Ne serbo un ricordo particolarmente vivido, come di esperienza vissuta stamane e ancora presente ai sensi. La restituisco, dunque, illuminata dalla memoria e da un cielo azzurrissimo.
Mezz’ora di salita in groppa a tenaci cavalli – motore con ruote, poi l’arrivo in fortezza. “Atterriamo” – è il caso di dirlo – su uno spiazzo erboso a quota 980 metri; lì troviamo subito rovine di edifici un tempo adibiti a caserma e ricoveri vari. Dal vano di una finestra di quello più grande e, ahimè, più disastrato e senza tetto, sbuca sinuoso il tronco di un curioso albero, a ricordare che la Natura, dopo che l’Uomo ha fatto fuochi e fiamme e il diavolo a quattro, lenta e inesorabile si riprende tutto, coprendo ogni manufatto con la sua inarrestabile rete di radici fitte, di spore frenetiche, di humus grasso, di bestiole infaticabili che si annidano, di insetti che scavano, di foglie che cadono e si sovrappongono, di fusti che si stagliano aerei…insomma, di una Vita che cresce in tutte le dimensioni.
Due componenti dello staff, addetti a sorvegliare il buon andamento della visita, mi invitano a far quattro passi nella boscaglia: lì c’è il tesoro! Verrebbe sicuramente definito “monumento vegetale” ma, a vederlo, il primo accostamento che viene in mente è quella dell’albero – piovra!!! Radici nervose come tentacoli che affondano con una fatale presa nel terreno. Si tratta di un signor frassino: ma quante ne avrà viste? La sua postura è a dir poco inquieta e parla da sola.
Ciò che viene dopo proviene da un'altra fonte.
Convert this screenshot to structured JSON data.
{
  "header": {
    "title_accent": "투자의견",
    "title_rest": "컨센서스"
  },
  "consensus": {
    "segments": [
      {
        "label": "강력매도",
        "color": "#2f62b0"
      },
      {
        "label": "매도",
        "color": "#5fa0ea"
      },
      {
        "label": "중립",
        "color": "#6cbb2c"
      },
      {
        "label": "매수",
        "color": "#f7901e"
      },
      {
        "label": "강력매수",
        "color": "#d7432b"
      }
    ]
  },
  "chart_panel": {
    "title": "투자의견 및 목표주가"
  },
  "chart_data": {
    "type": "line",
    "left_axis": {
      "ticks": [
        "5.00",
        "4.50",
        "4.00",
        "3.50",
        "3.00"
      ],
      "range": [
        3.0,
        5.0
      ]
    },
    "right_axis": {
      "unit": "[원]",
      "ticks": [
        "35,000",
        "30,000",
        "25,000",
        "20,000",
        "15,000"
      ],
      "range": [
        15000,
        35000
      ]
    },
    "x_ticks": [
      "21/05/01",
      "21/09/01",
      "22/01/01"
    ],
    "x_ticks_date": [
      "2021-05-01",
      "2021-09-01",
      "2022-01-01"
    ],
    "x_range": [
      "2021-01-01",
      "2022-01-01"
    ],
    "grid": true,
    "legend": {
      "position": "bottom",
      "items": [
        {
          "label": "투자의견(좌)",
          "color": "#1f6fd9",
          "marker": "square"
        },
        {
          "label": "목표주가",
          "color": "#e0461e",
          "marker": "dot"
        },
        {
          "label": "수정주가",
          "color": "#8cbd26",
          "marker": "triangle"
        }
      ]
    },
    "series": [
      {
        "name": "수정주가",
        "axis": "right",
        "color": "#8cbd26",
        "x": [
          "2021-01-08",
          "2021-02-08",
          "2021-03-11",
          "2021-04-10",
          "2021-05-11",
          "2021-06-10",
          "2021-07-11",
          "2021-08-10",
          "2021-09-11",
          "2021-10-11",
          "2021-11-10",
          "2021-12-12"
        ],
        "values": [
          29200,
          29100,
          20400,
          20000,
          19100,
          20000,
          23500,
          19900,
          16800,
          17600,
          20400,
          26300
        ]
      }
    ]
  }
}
Indugerei nell’osservazione ma è ora di proseguire, altrimenti si rischia di tornar a valle col buio. Dal piazzale erboso sale una stradina che richiede cinque/dieci minuti di cammino.
A poco a poco, dopo i primi passi già si scorge la struttura del Forte. La sua nascita risale al 1910. Dopo più di cento anni, in questi disorientati anni Duemila e passa, quelle gallerie, quelle pietre ancora parlano a chi le percorre e si pone in loro ascolto.
Così facciamo noi gitanti, camminando come formichine nella pancia della costruzione, attraverso un tunnel che sbocca su stanze sfondate e lascia intravedere tubazioni sviscerate chissà da quale accadimento. Cogliamo l’occasione di pochi gradini che salgono verso un’apertura luminosa e, facendo capolino a mo’ di talpa in fase di emersione, ci ritroviamo sul tetto della fortificazione, cioè su un piazzale sommitale decisamente ampio su cui svetta il Tricolore. Che vista emozionante! Il Friuli, da quassù, pare più docile e arrendevole, puar picinin: un bel pezzo del suo territorio si offre facilmente e senza veli al nostro sguardo. Valle del Lago nella sua interezza, poi gli ingressi alla Val del Fella e alla Carnia, con la confluenza But – Tagliamento: dalla cima del Monte Festa il Friuli sta intuna man!
Metto a fuoco e, più guardo, più scorgo e mi accorgo di nuovi elementi del paesaggio che si dipana a quote basse: una palude, la zona dove c’era un aeroporto militare, chiesette e pievi, la centrale di Somplago, centri affollati da abitazioni, periferie con architetture contemporanee più o meno dissonanti e alcune in stato di abbandono…e ancora strade, autostrade, ferrovie, paesini aggrappati a qualche costone.
Mi si apre davanti un universo davvero denso, da leggere con cura e attenzione , ovviamente…biel lant.
Un pensiero a quanti vorrebbero vivere l’esperienza sin qui descritta ma son vinti dalle barriere architettoniche costituite dal tratto a piedi necessario per arrivare fino alla fortezza e alla cima : si sta mettendo a punto un software che consentirà una visita virtuale all’edificio e zone limitrofe. Segno di rispetto e attenzione per chi patisce difficoltà di movimento ma ha lo stesso vostro e mio diritto di vedere e conoscere il territorio.
La Pace tra gli uomini nasce anche così.